You can get wild salmon and farmed salmon in cans. As with tuna, manufacturers sell salmon packed in either oil or water. Eight ounces of salmon supplies the 500 milligrams of omega-3 fatty acids. The USDA Dietary Guidelines for Americans 2010 suggests healthy adults consume 250 milligrams each day for a total of 1,750 milligrams per week. Wild salmon supplies 300 to 650 milligrams of omega-3 fatty acids per ounce, reports Oceana, an organization devoted to protecting the oceans. Salmon contains more DHA and EPA than any type of canned tuna. Canned tuna does not supply this amount of omega-3 fatty acids, researchers from Purdue University reported in the 2008 "Journal of Foodservice."

Methylmercury Concerns

Both canned tuna and salmon may contain methylmercury, a toxin that can accumulate in body tissues. When choosing fish for its omega-3 benefits, it's also important to consider the methylmercury content in the fish, especially if you're pregnant. Methylmercury in large amounts could harm pregnant women and young children by interfering with neurological development. Albacore tuna contains a high level of methylmercury.
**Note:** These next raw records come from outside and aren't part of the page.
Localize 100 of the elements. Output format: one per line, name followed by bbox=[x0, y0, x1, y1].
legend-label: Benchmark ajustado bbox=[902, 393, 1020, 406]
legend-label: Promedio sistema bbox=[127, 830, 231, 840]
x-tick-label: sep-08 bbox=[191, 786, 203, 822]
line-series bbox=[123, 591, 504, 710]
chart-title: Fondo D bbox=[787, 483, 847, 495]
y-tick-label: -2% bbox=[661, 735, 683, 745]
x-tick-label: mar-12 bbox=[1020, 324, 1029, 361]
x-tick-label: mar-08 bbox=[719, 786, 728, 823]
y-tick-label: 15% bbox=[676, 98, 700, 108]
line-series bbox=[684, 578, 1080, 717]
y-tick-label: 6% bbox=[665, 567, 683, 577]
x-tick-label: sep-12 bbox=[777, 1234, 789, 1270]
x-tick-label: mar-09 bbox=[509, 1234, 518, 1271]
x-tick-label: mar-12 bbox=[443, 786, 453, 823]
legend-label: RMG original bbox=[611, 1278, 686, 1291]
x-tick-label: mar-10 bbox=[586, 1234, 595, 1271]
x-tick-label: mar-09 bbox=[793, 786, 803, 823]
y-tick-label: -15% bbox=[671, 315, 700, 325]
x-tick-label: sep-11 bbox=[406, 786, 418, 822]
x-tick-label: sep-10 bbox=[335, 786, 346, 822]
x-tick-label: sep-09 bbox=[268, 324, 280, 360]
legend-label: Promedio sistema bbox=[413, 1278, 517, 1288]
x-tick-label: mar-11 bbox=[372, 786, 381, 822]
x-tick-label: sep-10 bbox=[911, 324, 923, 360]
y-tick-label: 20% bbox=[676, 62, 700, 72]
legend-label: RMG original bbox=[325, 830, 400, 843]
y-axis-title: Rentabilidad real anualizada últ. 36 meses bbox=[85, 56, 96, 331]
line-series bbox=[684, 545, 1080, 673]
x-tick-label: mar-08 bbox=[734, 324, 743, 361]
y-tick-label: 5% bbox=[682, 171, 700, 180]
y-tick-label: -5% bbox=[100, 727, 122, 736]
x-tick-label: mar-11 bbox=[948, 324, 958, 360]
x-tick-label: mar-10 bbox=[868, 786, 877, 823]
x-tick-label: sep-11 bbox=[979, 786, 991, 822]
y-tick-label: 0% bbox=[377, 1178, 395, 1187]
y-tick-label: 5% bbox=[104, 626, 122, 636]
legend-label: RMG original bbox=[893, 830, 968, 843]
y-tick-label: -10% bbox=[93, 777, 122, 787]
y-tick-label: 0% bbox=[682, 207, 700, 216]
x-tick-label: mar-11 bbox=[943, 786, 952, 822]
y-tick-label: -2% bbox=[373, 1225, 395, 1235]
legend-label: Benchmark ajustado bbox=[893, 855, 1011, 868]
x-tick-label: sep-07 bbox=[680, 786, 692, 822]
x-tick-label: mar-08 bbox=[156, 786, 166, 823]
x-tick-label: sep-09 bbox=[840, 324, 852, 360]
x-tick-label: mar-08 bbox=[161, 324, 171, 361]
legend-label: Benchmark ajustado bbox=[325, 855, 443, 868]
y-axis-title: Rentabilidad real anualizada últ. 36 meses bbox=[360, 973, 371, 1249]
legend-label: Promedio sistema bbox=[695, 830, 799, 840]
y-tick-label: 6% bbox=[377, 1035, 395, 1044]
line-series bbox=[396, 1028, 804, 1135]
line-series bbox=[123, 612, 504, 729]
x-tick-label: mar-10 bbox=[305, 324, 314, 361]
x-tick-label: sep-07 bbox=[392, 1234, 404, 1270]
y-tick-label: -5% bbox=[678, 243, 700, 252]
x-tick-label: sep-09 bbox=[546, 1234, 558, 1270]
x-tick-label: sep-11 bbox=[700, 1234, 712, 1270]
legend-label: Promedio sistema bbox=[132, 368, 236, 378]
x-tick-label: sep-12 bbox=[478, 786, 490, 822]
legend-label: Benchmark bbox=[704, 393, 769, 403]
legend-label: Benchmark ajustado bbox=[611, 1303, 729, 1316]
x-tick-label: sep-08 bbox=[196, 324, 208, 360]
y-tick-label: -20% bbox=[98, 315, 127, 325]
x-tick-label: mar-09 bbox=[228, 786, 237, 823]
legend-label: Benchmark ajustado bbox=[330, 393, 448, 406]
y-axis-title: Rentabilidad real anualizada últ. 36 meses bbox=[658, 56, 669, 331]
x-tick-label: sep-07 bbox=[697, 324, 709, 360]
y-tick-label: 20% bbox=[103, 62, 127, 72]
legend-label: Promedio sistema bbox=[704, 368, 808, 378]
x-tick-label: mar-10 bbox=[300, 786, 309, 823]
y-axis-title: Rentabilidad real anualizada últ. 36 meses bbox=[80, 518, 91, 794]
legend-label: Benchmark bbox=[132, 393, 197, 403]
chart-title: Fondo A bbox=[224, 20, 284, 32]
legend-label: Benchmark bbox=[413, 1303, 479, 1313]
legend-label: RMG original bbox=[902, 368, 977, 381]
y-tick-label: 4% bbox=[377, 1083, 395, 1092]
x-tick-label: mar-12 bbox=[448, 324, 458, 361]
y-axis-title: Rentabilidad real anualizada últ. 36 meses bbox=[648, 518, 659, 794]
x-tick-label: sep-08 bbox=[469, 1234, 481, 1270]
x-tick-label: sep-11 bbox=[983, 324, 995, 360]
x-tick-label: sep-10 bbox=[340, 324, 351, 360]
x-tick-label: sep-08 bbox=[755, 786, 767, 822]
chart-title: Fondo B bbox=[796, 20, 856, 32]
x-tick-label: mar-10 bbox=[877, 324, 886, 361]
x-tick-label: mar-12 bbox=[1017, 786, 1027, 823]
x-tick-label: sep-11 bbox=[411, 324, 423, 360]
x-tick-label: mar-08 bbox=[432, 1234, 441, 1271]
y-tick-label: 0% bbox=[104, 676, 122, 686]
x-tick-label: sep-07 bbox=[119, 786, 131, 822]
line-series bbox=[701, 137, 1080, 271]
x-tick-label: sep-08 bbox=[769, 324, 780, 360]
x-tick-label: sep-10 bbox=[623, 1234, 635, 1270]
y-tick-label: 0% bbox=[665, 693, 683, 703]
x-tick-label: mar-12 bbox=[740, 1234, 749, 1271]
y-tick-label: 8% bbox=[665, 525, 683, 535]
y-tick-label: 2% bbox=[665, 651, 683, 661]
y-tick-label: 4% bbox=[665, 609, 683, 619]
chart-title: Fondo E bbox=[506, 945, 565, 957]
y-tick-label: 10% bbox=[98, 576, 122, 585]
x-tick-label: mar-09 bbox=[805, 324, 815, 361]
Canned salmon contains just 0.008 parts per million mercury compared to 0.350 ppm in canned albacore and 0.128 ppm in canned light fish, according to the United States Food and Drug Administration.

Considerations

If you want to maximize your omega-3 fatty acid intake while minimizing your methylmercury intake, salmon gives you the most bang for your buck on both counts. Salmon also has the additional benefit of supplying more calcium, since the soft bones are canned with the meat.